Sebuah meme memantik perhatian saya. Meme yang diterbitkan oleh halaman Facebook “Central of Unintern Shitposting” menampilkan kisah seorang anak muda yang merayakan HUT RI dengan berteriak lantang, “Merdeka!” Tanpa ia ketahui, kakeknya, yang hidup pada masa perjuangan, membocorkan markas tentara republik kepada NICA. “Mereka lari ke arah sana, tuan menner[sic],” ungkap sang kakek.
Postingan tersebut mendapatkan 1.500 reaksi, 236 komentar, dan 358 share sejak diterbitkan pada 11 Agustus 2023. Mereka, yang menikmati meme tersebut, berpendapat bahwa hal tersebut sebagai hal yang baru, yang tidak pernah diajarkan sejarah. Mereka kompak bersuara bahwa masa revolusi bukanlah masa yang heroik, dan tidak semua orang dapat disematkan gelar pahlawan pada masa tersebut.
Benarkah demikian? Mengutip artikel Abdul Wahid yang berjudul the untold story of the Surabaya battle of 1945, periode revolusi Indonesia (1949-1949) dikonstruksikan sebagai “periode yang sakral” dalam historiografi Indonesia. Kisah kekerasan yang dilakukan tentara republik terhadap kelompok minoritas, terutama etnis Tionghoa dan Indo, disembunyikan dari pandangan publik.

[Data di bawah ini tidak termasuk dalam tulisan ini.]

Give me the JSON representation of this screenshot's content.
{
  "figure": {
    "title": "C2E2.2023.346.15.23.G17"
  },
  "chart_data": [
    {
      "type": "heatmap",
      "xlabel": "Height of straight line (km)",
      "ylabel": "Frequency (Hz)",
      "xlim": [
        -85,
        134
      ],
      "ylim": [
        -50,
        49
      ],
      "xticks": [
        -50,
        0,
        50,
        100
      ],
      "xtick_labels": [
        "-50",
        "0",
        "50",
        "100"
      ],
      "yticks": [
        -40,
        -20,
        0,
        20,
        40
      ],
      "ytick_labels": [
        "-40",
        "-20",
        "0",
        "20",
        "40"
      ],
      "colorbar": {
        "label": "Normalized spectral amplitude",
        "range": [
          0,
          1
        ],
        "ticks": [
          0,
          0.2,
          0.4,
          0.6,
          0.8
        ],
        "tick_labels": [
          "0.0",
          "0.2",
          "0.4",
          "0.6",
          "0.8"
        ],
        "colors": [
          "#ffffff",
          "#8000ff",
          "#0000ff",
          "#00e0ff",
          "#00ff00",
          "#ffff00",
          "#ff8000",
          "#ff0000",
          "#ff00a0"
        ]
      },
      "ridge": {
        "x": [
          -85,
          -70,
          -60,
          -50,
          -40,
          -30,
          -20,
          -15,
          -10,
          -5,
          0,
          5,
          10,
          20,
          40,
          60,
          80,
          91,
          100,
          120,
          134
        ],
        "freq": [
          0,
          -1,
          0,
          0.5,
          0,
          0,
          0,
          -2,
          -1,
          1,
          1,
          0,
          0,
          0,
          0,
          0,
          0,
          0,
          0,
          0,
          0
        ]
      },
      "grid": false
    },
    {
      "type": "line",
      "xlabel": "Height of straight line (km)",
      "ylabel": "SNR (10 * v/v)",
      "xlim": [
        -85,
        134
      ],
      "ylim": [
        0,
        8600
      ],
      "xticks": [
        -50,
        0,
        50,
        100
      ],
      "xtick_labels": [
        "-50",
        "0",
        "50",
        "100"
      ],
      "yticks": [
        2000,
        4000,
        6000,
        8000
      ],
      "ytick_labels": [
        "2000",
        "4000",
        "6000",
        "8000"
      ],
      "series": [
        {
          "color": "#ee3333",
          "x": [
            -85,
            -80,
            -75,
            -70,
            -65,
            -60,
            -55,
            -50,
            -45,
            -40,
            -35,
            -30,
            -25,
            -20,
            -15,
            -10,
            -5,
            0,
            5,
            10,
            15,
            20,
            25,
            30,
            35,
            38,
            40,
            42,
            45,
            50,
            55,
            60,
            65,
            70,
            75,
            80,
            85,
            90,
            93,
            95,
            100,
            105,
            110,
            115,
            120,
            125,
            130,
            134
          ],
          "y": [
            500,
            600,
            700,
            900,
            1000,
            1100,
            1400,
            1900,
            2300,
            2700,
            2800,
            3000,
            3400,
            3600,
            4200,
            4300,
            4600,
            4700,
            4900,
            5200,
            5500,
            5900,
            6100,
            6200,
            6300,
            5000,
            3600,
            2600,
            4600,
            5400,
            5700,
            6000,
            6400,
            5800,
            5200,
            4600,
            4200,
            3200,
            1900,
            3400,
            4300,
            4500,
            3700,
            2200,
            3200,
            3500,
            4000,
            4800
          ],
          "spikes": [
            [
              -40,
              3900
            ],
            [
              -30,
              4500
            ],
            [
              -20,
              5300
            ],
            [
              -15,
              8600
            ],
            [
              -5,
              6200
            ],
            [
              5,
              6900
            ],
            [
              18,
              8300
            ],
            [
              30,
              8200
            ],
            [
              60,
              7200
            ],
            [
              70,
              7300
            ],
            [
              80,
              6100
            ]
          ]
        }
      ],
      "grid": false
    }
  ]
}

Pandangan serupa juga dikisahkan oleh Petrik Matanasi. Melalui artikel Kebrutalan Mayor Sabarudin, Si Macan Sidoarjo, ia menggambarkan bagaimana seorang Mayor Sabarudin yang melakukan pembantaian demi pembantaian tanpa mengenal belas kasihan.
Melihat pendapat Wahid dan Matanasi, dapat dikatakan bahwa periode revolusi bukanlah periode yang menempatkan seluruh masyarakat Indonesia sebagai “pahlawan” atau “pejuang pembela kemerdekaan”. Banyak dari mereka ambil bagian sebagai pendukung pasukan Belanda. Bahkan, sebagian besar rakyat Indonesia justru hidup dengan kondisi serba melarat karena kesulitan ekonomi sebagai dampak perang.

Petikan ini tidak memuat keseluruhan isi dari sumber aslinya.